When Atlanta Hartsfield-Jackson Airport was redesigned in the 1970s, planners utilized innovative leadership to bet jet aircraft would be the next big thing in transportation and therefore planned the runway for 8,200 feet the planes require.
At the time, popular propeller driven aircraft needed only 5,000 feet, and Norton said other cities like Birmingham laughed at Atlanta’s bold bet. Today, that bet has paid off on a grand scale.
“If you look at all the growth that has happened in North Georgia as a result of that airport, then you can see that there are really some things that helped innovate,” Norton told Rotarians at Coosa Country Club.
Norton used the example to paint a picture of how the Georgia Municipal Association helps city planners to encourage innovation and advocate for informed future decisions.
Founded in 1933, the GMA is a voluntary, nonprofit organization based in Atlanta that provides legislative advocacy, education, employee benefit and technical consulting services to its members.

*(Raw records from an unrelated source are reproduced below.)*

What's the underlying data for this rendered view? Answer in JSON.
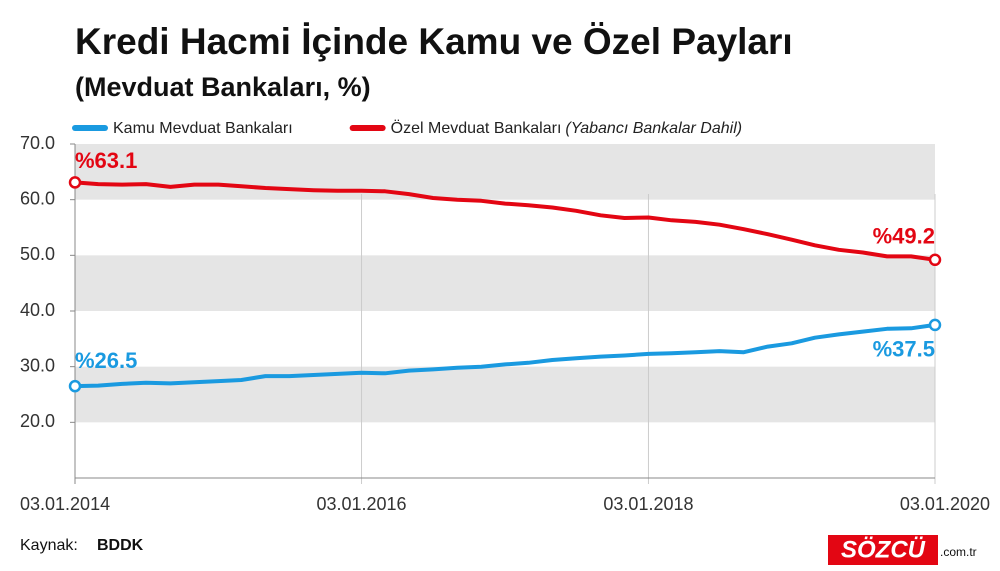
{
  "chart_data": {
    "type": "line",
    "title": "Kredi Hacmi İçinde Kamu ve Özel Payları",
    "subtitle": "(Mevduat Bankaları, %)",
    "x": [
      "2014-01-03",
      "2014-03-03",
      "2014-05-03",
      "2014-07-03",
      "2014-09-03",
      "2014-11-03",
      "2015-01-03",
      "2015-03-03",
      "2015-05-03",
      "2015-07-03",
      "2015-09-03",
      "2015-11-03",
      "2016-01-03",
      "2016-03-03",
      "2016-05-03",
      "2016-07-03",
      "2016-09-03",
      "2016-11-03",
      "2017-01-03",
      "2017-03-03",
      "2017-05-03",
      "2017-07-03",
      "2017-09-03",
      "2017-11-03",
      "2018-01-03",
      "2018-03-03",
      "2018-05-03",
      "2018-07-03",
      "2018-09-03",
      "2018-11-03",
      "2019-01-03",
      "2019-03-03",
      "2019-05-03",
      "2019-07-03",
      "2019-09-03",
      "2019-11-03",
      "2020-01-03"
    ],
    "series": [
      {
        "name": "Kamu Mevduat Bankaları",
        "color": "#1a9ae0",
        "start_label": "%26.5",
        "end_label": "%37.5",
        "values": [
          26.5,
          26.6,
          26.9,
          27.1,
          27.0,
          27.2,
          27.4,
          27.6,
          28.3,
          28.3,
          28.5,
          28.7,
          28.9,
          28.8,
          29.3,
          29.5,
          29.8,
          30.0,
          30.4,
          30.7,
          31.2,
          31.5,
          31.8,
          32.0,
          32.3,
          32.4,
          32.6,
          32.8,
          32.6,
          33.6,
          34.2,
          35.2,
          35.8,
          36.3,
          36.8,
          36.9,
          37.5
        ]
      },
      {
        "name": "Özel Mevduat Bankaları",
        "note": "(Yabancı Bankalar Dahil)",
        "color": "#e30613",
        "start_label": "%63.1",
        "end_label": "%49.2",
        "values": [
          63.1,
          62.8,
          62.7,
          62.8,
          62.3,
          62.7,
          62.7,
          62.4,
          62.1,
          61.9,
          61.7,
          61.6,
          61.6,
          61.5,
          61.0,
          60.3,
          60.0,
          59.8,
          59.3,
          59.0,
          58.6,
          58.0,
          57.2,
          56.7,
          56.8,
          56.3,
          56.0,
          55.5,
          54.7,
          53.8,
          52.8,
          51.8,
          51.0,
          50.5,
          49.8,
          49.8,
          49.2
        ]
      }
    ],
    "xlim": [
      "2014-01-03",
      "2020-01-03"
    ],
    "xticks": [
      {
        "value": "2014-01-03",
        "label": "03.01.2014"
      },
      {
        "value": "2016-01-03",
        "label": "03.01.2016"
      },
      {
        "value": "2018-01-03",
        "label": "03.01.2018"
      },
      {
        "value": "2020-01-03",
        "label": "03.01.2020"
      }
    ],
    "ylim": [
      10,
      70
    ],
    "yticks": [
      {
        "value": 20,
        "label": "20.0"
      },
      {
        "value": 30,
        "label": "30.0"
      },
      {
        "value": 40,
        "label": "40.0"
      },
      {
        "value": 50,
        "label": "50.0"
      },
      {
        "value": 60,
        "label": "60.0"
      },
      {
        "value": 70,
        "label": "70.0"
      }
    ],
    "bands": true,
    "source": {
      "label": "Kaynak:",
      "value": "BDDK"
    },
    "logo": {
      "name": "SÖZCÜ",
      "suffix": ".com.tr"
    }
  }
}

The association services 517 cities statewide and 3,029 elected city officials. A training board of twelve districts helps to decide which education classes are a good for each city’s unique needs. During the past seven years, seven new cities have joined.
“There’s something going on in this state that says, ‘I want to be close to a government that’s close to me, and I want to be able to get someone and tell someone what’s going on and let them know what my business needs and my personal needs are,’” said Norton.
The GMA trains city officials on issues including city finance, budget, open meetings and municipal law, and the group hosts 6½ hour training sessions several times a year.
Lobbying is also a key focus of the organization. The GMA helps legislators break down city issues into particular points so they can understand how it will affect growth and the economy.
“If we can’t tell them how this impacts Broad Street or Fourth Street or a hospital or whoever, then we’re not doing our job,” said Norton. “You’re trying to make an impact so that they can make it local.”